The zoom transform properties are supplied via d3.event.transform; we destructure them into constants x (x position), y (y position), and k (scale). We update our projection to reflect the values provided by the behavior, and then use our updated projection to update the d value for all the paths and the start and end values of all of our flights.

Hit save and you should have a ludicrously-slow zooming and panning map! Wow, that's really unperformant and awful!

Doing what we did with complex Natural Earth geometry and reprojecting on every tick is awful for performance. You will, quite infrequently, need to do everything you did in the last example to get this behavior working on a chart, but it's good to know because it exposes the ability of d3-zoom to programmatically zoom via transforms. Let's change our approach and just transform the parent container.

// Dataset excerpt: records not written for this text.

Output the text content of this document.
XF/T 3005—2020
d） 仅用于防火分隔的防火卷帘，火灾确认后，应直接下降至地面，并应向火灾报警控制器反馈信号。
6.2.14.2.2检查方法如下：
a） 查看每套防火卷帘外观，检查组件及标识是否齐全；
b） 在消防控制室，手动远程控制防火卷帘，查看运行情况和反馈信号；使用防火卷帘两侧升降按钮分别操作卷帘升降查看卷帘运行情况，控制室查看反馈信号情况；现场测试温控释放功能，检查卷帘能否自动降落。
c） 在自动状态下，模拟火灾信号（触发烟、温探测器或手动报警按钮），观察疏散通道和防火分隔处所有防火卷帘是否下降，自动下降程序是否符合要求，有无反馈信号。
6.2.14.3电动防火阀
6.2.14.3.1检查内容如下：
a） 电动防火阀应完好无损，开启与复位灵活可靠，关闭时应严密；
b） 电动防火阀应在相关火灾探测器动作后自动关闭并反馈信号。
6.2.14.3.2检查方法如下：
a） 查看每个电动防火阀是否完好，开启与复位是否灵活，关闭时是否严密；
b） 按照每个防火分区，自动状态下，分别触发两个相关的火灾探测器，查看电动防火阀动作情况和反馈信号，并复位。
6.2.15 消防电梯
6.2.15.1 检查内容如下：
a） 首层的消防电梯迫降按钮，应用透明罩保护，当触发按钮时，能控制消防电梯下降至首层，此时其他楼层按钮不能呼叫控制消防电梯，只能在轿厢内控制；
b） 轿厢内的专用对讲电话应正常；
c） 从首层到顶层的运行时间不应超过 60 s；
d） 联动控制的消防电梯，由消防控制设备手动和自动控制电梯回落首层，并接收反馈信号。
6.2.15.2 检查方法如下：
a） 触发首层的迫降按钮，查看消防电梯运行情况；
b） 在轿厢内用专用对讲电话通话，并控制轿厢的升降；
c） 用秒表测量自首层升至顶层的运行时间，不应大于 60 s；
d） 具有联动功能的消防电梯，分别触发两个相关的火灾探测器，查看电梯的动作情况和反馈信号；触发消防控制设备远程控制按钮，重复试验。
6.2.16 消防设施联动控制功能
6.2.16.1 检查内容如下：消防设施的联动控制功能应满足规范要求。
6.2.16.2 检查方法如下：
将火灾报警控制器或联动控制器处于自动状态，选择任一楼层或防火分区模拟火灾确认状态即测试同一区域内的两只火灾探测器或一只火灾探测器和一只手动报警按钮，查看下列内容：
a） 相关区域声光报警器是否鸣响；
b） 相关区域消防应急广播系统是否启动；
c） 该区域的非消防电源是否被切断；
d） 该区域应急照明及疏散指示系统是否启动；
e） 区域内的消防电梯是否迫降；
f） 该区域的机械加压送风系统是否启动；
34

In chapter5/index, comment out the following:

zoomMap.addZoomBehavior();

Now, add the following:

zoomMap.addZoomBehaviorTransform();

Save and head back to zoomMap.js:

zoomMap.addZoomBehaviorTransform = () => { 
  const chart = d3.select('#chart'); 

  const zoom = d3.zoom() 
    .scaleExtent([0.5, 2]) 
    .on('zoom', zoomMap.onZoomTransform); 

  chart.call(zoom); 
};

Wow, that's quite a lot easier, isn't it? Same as before, just not having to set up projections or initial transforms. Let's move on to our event handler:

zoomMap.onZoomTransform = () => { 
  const container = d3.select('#container'); 
  container.attr('transform', d3.event.transform); 
  container.selectAll('path') 
    .style('stroke-width', 1 / d3.event.transform.k); 
};

This is even simpler! We select the container and set its transform property to the contents of d3.event.transform (which outputs as a value you can pass to the transform property when output as a string). We even get a bit fancy and scale the stroke width of our geometry to reflect the scale value; in reality, it can be a one-liner.

Hit save and try your map again. That's miles better, isn't it? D3 gives you a lot of freedom in implementing things; understanding which is the best route for any particular project comes from practice and knowing your audience.